The opening of the venture comes four years after conception and the journey to secure the myriad approvals, including for zoning, planning, environmental permits, construction, and cannabis operations. The business has confronted and overcome many obstacles, Barnhill, its lead spokesperson, told the Financial Gleaner in an interview.

The entity sought approvals from CLA for research and development, retail, therapeutic use, processing, and cultivation and says it has received licences for all except cultivation, for which it has a conditional licence in hand awaiting final inspection and approval.

Cultivation staff, approved by the CLA, is already in place. The plants for processing the oils and treating patients at the wellness centre are now bought from approved growers. Early last year, a community of local cannabis growers called the Apollon Kannabiz Collective was established as a commercial platform to organise and register traditional local ganja growers to produce for Apollon Formularies.

Apollon Formularies Jamaica does not now possess a cannabis export licence and, as such, is not authorised to sell its cannabis oils for export from Jamaica either directly or through its patients. The products are therefore for use in Jamaica.

The target market is said to be “medical cannabis patients”, including cancer patients, cancer patients on chemotherapy, recovering opioid addicts, and persons suffering from chronic pain. The model is also based on serving outpatients with medical cannabis prescriptions who are vacationing in Jamaica and who can benefit from treatment while staying in the country.

Doc’s Place can accommodate more than 150 outpatients per day with room for four residential patients.

Before the new cannabis licensing regime came into force, Barnhill had received an order from the Ministry of Science Energy & Technology, MSET, allowing the growing of cannabis for research. However, the current cannabis regime does not permit the holding of an MSET order and a CLA cultivation licence simultaneously, so the MSET order was surrendered and an application made through Apollon Formularies Jamaica for the cultivation permit.

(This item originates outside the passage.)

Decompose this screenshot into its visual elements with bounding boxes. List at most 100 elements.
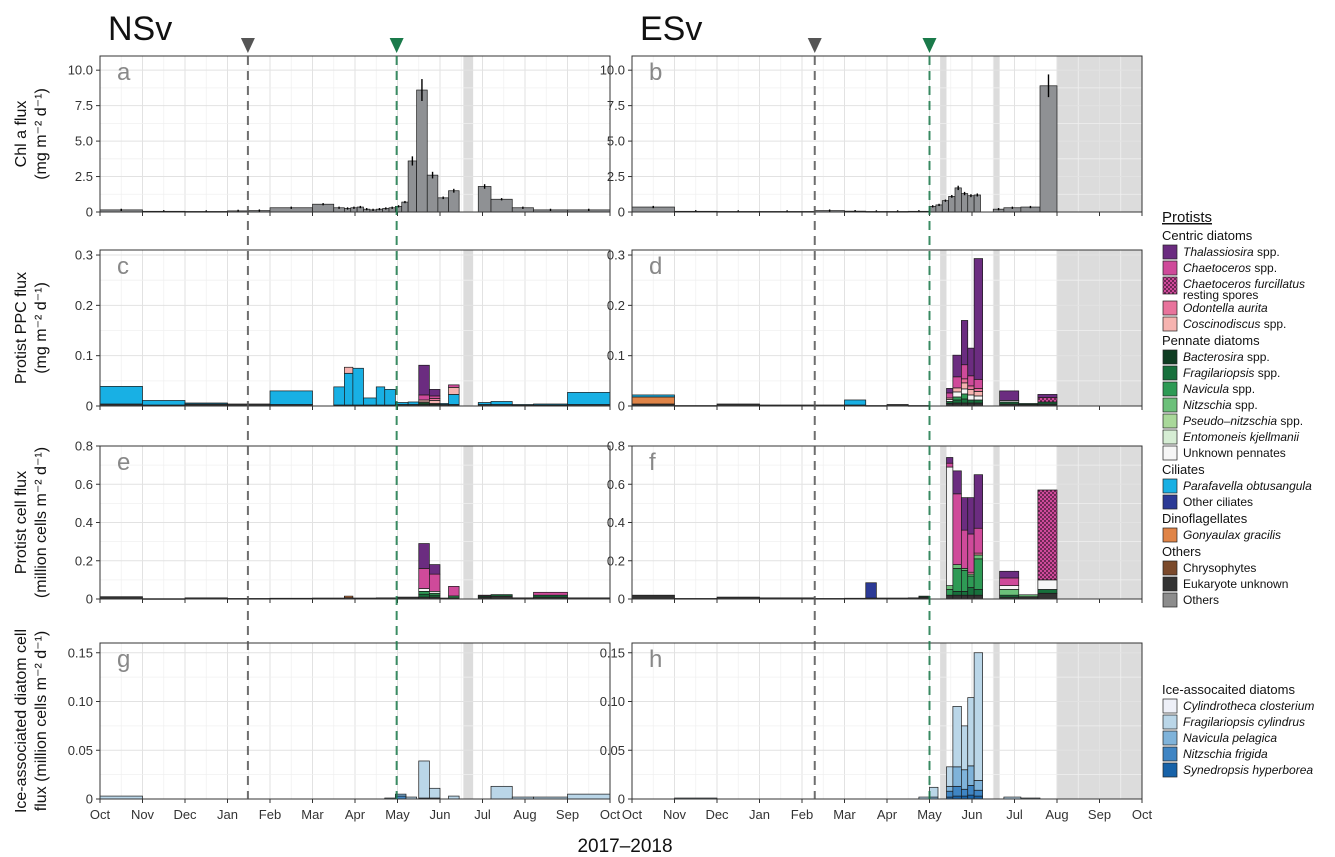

The principals of Apollon Formularies Jamaica say they expect to be “cash flow-positive” by the end of this year but will have to gauge the take-up of the service and products before making projections on profit or returns on investment. Apollon began commercial operations on October 25.

The long-standing absence of banking services in Jamaica, as it is in the US, for cannabis businesses because of correspondent banking restrictions imposed by the United Stated government is among the major challenges being encountered by the business.

“It’s not easy. It’s a lot of headache,” Barnhill said of the situation. “You cannot open a bank account for a cannabis ‘touch-the-plant’ business. But we can have a bank account for Doc’s Place because it is a wellness resort; it doesn’t touch the plant. People can make reservations from anywhere in the world to come and stay here,” he said.

Most of the Negril property is devoted to the wellness centre. Barnhill noted that once Apollon Formularies starts generating revenue, it will run into banking challenges.

Some Jamaican cannabis businesses have resorted to banking overseas in territories that allow cannabis companies to operate bank accounts, he added, including Canada and the Cayman Islands.

The wellness centre operators says the business model being pursued is akin to a hospital’s, where the bulk of a patient’s bill would reflect charges for room and stay, food, attention by medical staff, and other services., with the cost of medication being a small percentage of the overall charge.

“Most of the revenue is generated through all of the services and features of the wellness centre. The medicine is just a small part of that. As a result, we wouldn’t have a lot of revenue coming in from just the medicine at this facility,” he said.